Offer accepted on Picaroon

This was our reaction to the email from Brian at BVI yacht sales at 8-30 yesterday morning which simply read, I think we have a deal.
 Sure enough, there was the signature of the owner right next to ours at the bottom of the PDF of the contract.

We're about to become the owners of a Hardin Sea Wolf, all being well with the survey, and to say that we're excited would be an understatement. Our bid went in just before the weekend, and so we had to endure the whole weekend of anticipation, not really expecting our new bid to succeed, even thinking someone else had made a higher bid, but then we opened our email first thing Monday morning and BAM!!!!. There it was the words, Dear Jackie, "I think we have a deal"

I don't know what's going on here, maybe it's the heat, maybe we've both lost our presence of mind. You see we needed to buy a car for living in the DR and we had decided to look for something small and economical.
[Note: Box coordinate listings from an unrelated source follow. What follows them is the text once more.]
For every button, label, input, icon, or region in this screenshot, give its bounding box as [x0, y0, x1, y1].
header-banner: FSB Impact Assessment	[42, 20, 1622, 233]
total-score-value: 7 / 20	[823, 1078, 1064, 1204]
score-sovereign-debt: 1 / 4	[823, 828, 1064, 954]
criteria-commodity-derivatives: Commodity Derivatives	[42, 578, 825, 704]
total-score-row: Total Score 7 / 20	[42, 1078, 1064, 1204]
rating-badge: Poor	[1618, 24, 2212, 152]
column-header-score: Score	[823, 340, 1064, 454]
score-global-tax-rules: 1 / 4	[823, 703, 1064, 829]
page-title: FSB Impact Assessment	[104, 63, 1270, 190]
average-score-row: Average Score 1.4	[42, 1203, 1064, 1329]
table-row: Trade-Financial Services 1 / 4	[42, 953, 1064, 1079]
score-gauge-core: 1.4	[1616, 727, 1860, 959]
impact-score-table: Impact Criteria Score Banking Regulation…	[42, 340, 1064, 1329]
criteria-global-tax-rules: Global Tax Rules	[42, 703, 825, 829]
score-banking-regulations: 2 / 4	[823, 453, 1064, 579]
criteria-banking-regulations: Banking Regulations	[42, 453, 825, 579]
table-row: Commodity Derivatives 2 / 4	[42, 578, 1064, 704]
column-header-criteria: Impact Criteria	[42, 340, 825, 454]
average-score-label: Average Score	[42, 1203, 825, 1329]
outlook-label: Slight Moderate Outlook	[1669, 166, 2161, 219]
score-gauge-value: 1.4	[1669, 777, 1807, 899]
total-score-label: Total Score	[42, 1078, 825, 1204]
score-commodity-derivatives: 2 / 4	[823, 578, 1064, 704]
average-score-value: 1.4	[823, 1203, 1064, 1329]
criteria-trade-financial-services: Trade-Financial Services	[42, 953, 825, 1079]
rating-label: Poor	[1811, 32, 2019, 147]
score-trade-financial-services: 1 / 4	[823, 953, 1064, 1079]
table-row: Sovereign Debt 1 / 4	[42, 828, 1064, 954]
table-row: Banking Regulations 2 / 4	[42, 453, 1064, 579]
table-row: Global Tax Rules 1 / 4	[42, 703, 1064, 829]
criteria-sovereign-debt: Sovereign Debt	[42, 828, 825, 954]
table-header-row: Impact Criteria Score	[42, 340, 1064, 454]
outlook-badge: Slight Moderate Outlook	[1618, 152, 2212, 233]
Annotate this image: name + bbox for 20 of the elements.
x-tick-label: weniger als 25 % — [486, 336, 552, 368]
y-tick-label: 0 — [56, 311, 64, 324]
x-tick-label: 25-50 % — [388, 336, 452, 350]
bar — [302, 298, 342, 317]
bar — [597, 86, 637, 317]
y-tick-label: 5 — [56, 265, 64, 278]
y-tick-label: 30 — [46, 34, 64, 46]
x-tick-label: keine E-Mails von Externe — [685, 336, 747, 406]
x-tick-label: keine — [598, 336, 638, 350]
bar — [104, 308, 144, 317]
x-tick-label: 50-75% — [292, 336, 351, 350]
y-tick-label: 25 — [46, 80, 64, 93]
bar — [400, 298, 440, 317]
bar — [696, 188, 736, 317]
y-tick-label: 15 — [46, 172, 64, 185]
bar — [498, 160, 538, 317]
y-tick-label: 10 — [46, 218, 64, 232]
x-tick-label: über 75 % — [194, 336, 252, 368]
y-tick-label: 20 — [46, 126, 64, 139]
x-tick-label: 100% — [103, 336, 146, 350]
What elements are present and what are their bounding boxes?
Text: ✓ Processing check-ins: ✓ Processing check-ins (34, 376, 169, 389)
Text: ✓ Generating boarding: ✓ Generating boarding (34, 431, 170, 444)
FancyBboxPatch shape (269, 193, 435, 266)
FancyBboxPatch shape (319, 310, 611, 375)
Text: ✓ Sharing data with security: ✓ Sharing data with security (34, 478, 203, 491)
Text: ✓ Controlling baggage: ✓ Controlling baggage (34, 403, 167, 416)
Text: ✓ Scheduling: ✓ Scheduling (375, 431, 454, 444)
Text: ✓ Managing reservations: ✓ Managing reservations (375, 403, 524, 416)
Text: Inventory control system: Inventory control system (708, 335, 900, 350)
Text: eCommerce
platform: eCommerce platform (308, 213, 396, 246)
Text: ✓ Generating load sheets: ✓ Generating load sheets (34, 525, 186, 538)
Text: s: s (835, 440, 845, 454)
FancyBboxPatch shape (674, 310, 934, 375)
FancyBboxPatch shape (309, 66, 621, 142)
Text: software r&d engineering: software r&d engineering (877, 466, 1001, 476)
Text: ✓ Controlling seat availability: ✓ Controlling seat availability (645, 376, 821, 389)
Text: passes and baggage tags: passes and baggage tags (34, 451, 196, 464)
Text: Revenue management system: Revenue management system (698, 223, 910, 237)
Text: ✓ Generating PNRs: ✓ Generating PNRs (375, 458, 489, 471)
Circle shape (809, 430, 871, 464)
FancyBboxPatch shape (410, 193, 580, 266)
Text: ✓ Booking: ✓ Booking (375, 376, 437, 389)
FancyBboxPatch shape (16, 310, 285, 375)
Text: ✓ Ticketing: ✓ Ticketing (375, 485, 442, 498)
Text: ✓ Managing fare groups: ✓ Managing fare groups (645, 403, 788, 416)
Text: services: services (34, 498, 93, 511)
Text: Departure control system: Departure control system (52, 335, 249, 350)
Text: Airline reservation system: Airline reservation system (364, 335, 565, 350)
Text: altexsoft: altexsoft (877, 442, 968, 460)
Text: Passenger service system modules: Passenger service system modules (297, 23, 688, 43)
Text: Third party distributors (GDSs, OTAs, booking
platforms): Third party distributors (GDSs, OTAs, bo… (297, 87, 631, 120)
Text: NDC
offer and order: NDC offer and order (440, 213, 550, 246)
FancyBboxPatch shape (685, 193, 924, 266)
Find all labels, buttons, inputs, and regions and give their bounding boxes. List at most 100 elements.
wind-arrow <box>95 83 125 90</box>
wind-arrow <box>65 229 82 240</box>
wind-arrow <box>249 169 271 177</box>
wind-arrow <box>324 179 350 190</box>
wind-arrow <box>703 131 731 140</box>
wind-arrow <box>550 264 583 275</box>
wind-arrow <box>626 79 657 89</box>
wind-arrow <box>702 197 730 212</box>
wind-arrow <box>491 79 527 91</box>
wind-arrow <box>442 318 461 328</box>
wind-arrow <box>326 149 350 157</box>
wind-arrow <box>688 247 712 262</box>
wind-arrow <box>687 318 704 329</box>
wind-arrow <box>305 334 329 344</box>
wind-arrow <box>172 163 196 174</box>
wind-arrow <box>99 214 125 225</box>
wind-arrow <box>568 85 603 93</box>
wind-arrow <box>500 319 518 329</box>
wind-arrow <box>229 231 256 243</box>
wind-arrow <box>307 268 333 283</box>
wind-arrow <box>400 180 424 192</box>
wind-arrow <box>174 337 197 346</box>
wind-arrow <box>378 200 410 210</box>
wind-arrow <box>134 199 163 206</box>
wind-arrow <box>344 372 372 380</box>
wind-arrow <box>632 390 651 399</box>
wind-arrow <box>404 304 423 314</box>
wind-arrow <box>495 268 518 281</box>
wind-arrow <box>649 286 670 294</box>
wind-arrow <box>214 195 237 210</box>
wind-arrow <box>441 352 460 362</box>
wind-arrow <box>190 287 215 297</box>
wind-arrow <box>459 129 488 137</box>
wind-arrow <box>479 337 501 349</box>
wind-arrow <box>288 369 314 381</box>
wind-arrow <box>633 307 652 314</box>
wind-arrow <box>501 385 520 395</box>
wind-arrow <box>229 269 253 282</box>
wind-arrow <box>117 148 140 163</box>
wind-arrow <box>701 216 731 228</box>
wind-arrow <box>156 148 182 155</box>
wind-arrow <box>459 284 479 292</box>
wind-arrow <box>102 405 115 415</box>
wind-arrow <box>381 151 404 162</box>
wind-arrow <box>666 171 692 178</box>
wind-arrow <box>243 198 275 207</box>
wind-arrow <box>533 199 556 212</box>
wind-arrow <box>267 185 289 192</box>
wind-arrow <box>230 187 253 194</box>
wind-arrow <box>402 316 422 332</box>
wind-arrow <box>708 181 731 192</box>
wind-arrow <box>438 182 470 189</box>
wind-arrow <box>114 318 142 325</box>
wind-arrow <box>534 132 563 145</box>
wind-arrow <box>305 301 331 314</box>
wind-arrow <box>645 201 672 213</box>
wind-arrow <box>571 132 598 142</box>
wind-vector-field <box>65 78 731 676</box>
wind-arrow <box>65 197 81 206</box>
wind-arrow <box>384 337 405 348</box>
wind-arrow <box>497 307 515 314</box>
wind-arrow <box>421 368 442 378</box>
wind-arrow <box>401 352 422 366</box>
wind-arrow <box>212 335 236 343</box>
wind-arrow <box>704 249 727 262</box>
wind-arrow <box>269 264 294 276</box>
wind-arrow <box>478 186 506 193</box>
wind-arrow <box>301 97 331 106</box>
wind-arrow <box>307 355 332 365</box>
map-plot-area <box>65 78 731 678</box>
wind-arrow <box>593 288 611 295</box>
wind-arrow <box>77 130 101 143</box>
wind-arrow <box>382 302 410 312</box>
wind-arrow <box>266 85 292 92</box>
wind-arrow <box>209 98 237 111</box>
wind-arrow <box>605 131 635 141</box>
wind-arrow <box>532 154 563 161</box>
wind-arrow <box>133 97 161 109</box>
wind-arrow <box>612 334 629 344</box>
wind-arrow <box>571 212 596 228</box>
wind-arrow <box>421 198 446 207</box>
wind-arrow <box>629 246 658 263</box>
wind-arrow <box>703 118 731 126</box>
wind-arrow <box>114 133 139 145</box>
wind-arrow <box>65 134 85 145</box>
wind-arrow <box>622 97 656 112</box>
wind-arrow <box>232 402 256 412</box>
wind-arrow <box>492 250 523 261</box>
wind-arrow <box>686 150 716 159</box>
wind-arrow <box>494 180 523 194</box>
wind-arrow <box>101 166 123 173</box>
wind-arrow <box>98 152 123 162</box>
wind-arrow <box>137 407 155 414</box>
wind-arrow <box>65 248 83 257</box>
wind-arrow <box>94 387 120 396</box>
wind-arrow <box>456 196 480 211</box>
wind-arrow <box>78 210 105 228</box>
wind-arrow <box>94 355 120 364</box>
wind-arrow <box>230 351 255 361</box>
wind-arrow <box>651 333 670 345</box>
What did we end up buying, a big six cylinder, 4 wheel drive Nissan Pathfinder which is huge and built like a tank. A good car to be in if your in an accident, said the salesman.

When it came to buying a boat, our first boat we were going to buy something not too big, maybe 34-36ft easy to handle for a couple of small and aging sailors. What did we end up buying, a 41ft ketch with an extra six foot log sticking out the front. The bowsprit.

So this is it, we're just a stones throw now from owning this beautiful old girl, who goes by the name of "Picaroon" which according to wikipedia means pirate boat, we've got ourselves a pirate ship, we've gone and bought Captain Ron's boat, albeit in rather better shape than the one in Captain Ron.

Next week we'll go back to Puerto Rico where she will be hauled out and surveyed in Fajardo. The broker, Brian, in the BVI will arrange all this as it's a two day sail to bring her round from Salinas and a two day sail back to Salinas. Were rather hoping that we can do the return sail to Salinas which would serve as the sea trial that we need to do. It would also help us to get familiar with the workings of a ketch rig which we have never yet sailed. Of course we will have an experienced crew for this which we can learn from, so that would be the best plan. Then we berth her back in Salinas Bay, complete the paperwork, pay the money and she will be ours.

We've come along way from my very first entry in sailblogs, "So we've bought the wellies" from novices to navigators, from our start yachting course to our dayskipper practical in force nine gales in Scotland. The dream we dared to dream all those years ago has finally come to a pass.

Once she's ours, we'll need to bring her back to the Dominican Republic, and probably to Luperon, but before doing this we're going to have to sail her somewhere that is not too challanging. Somewhere close by where we can figure out all the sheets, sailplans, instrumentation, how to anchor safely and how to get in and out of marinas without spiking a million dollar yacht on the end of the bowsprit.

Where might that be you may ask, well just a couple of days sail from Salinas is, yes you guessed it, The BVI - got there in the end.